Aph-1 functions as a substrate docking site within the Alzheimer's disease relevant gamma -secretase complex
γ-secretase is an intramembrane protease complex composed of presenilin, nicastrin, Aph-1, and Pen-2 that together cleave an ever increasing list of type I transmembrane proteins. Cleavage of one substrate, the Amyloid Precursor Protein (APP), generates the AP peptide which plays a critical role in the pathogenesis of Alzheimer's disease (AD). In this regard, γ-secretase has emerged as a promising therapeutic target for the treatment of AD; however, the exact mechanism of how γ-secretase cleaves and the function of APP processing remain unclear. My thesis was focused on these two important issues.

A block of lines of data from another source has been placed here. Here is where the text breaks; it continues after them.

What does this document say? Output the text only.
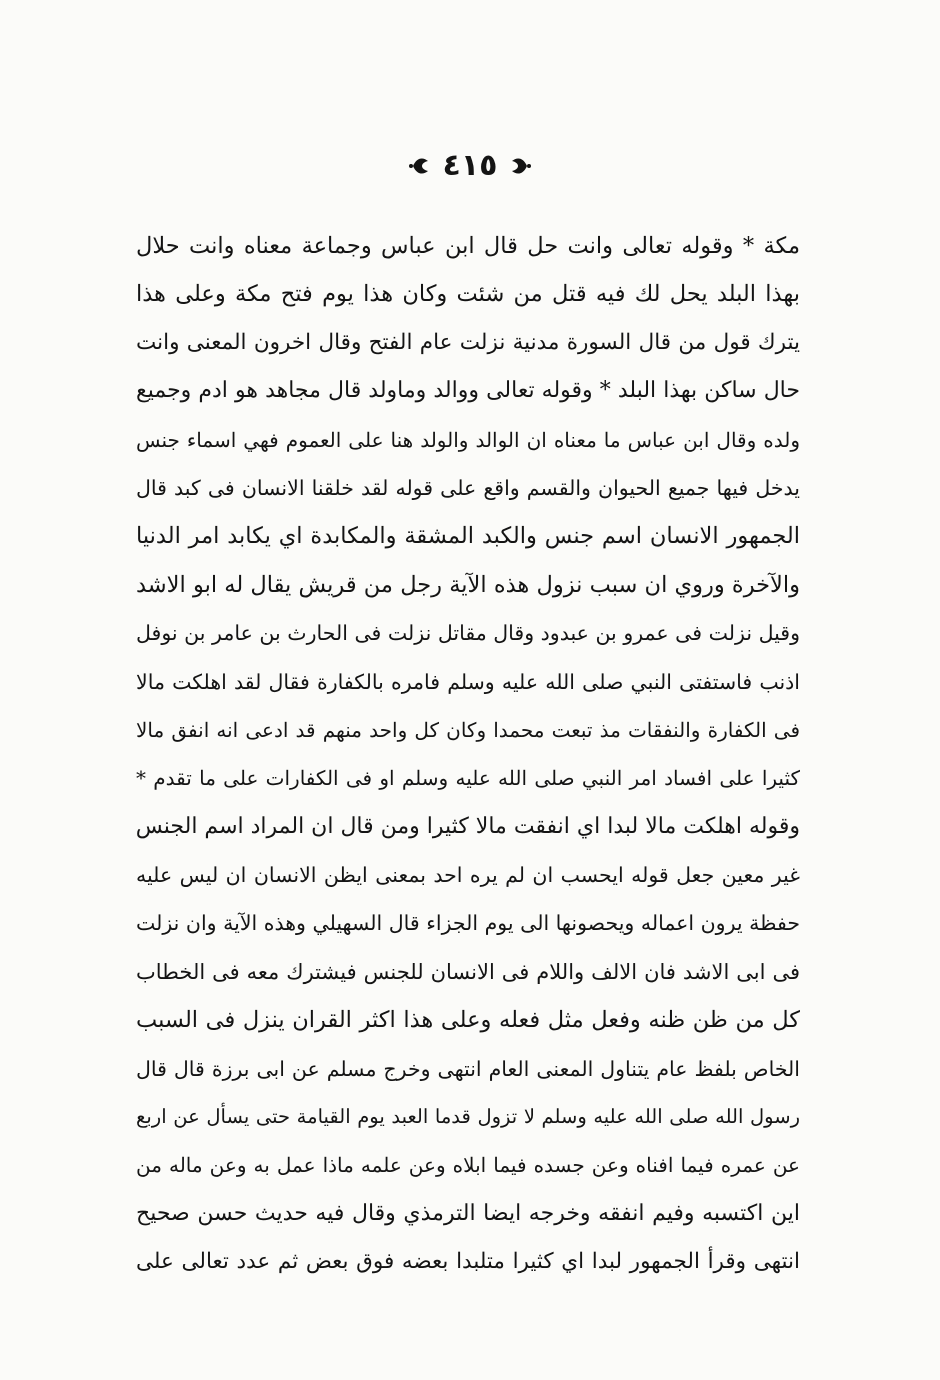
٤١٥
مكة * وقوله تعالى وانت حل قال ابن عباس وجماعة معناه وانت حلال
بهذا البلد يحل لك فيه قتل من شئت وكان هذا يوم فتح مكة وعلى هذا
يترك قول من قال السورة مدنية نزلت عام الفتح وقال اخرون المعنى وانت
حال ساكن بهذا البلد * وقوله تعالى ووالد وماولد قال مجاهد هو ادم وجميع
ولده وقال ابن عباس ما معناه ان الوالد والولد هنا على العموم فهي اسماء جنس
يدخل فيها جميع الحيوان والقسم واقع على قوله لقد خلقنا الانسان فى كبد قال
الجمهور الانسان اسم جنس والكبد المشقة والمكابدة اي يكابد امر الدنيا
والآخرة وروي ان سبب نزول هذه الآية رجل من قريش يقال له ابو الاشد
وقيل نزلت فى عمرو بن عبدود وقال مقاتل نزلت فى الحارث بن عامر بن نوفل
اذنب فاستفتى النبي صلى الله عليه وسلم فامره بالكفارة فقال لقد اهلكت مالا
فى الكفارة والنفقات مذ تبعت محمدا وكان كل واحد منهم قد ادعى انه انفق مالا
كثيرا على افساد امر النبي صلى الله عليه وسلم او فى الكفارات على ما تقدم *
وقوله اهلكت مالا لبدا اي انفقت مالا كثيرا ومن قال ان المراد اسم الجنس
غير معين جعل قوله ايحسب ان لم يره احد بمعنى ايظن الانسان ان ليس عليه
حفظة يرون اعماله ويحصونها الى يوم الجزاء قال السهيلي وهذه الآية وان نزلت
فى ابى الاشد فان الالف واللام فى الانسان للجنس فيشترك معه فى الخطاب
كل من ظن ظنه وفعل مثل فعله وعلى هذا اكثر القران ينزل فى السبب
الخاص بلفظ عام يتناول المعنى العام انتهى وخرج مسلم عن ابى برزة قال قال
رسول الله صلى الله عليه وسلم لا تزول قدما العبد يوم القيامة حتى يسأل عن اربع
عن عمره فيما افناه وعن جسده فيما ابلاه وعن علمه ماذا عمل به وعن ماله من
اين اكتسبه وفيم انفقه وخرجه ايضا الترمذي وقال فيه حديث حسن صحيح
انتهى وقرأ الجمهور لبدا اي كثيرا متلبدا بعضه فوق بعض ثم عدد تعالى على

In the first part of my thesis, I wanted to determine which component within γ-secretase functioned as a substrate docking site. I identified Aph-1 as a potential candidate as it associated with both full-length and ectodomain-shed substrates. This was observed in overexpressed systems and validated under endogenous expression levels in cell lines and animal tissues with two unrelated γ-secretase substrates, APP and Jagged-1.
Next, I performed mutagenesis on Aph-1 to identify the regions within the protein that may play a critical role in the binding of substrates and association with the other γ-components. I performed both truncation and domain-swapped mutagenesis, where the transmembrane domains of Aph-1 were replaced with that of an unrelated protein. While these techniques have worked successfully with Presenilin, all Aph-1 mutants generated were unstable or failed to incorporate into γ-secretase.
In the final part of my dissertation, I examined the putative function of the APP intracellular domain (AICD) in transcriptional regulation. A Notch-AICD chimera was generated to allow for inducible generation of AICD via addition of the Notch ligand, Delta, or calcium depletion. As a control for AICD regulated transcription, I examined the Aβ degrading enzyme, neprilysin. Using the same cell lines and techniques employed by the original authors that identified this target, I was unable to reproduce their findings. In light of my negative data, multiple independent reports have also been unable to find a role of AICD in transcriptional regulation shedding considerable doubt on the role of AICD in gene regulation.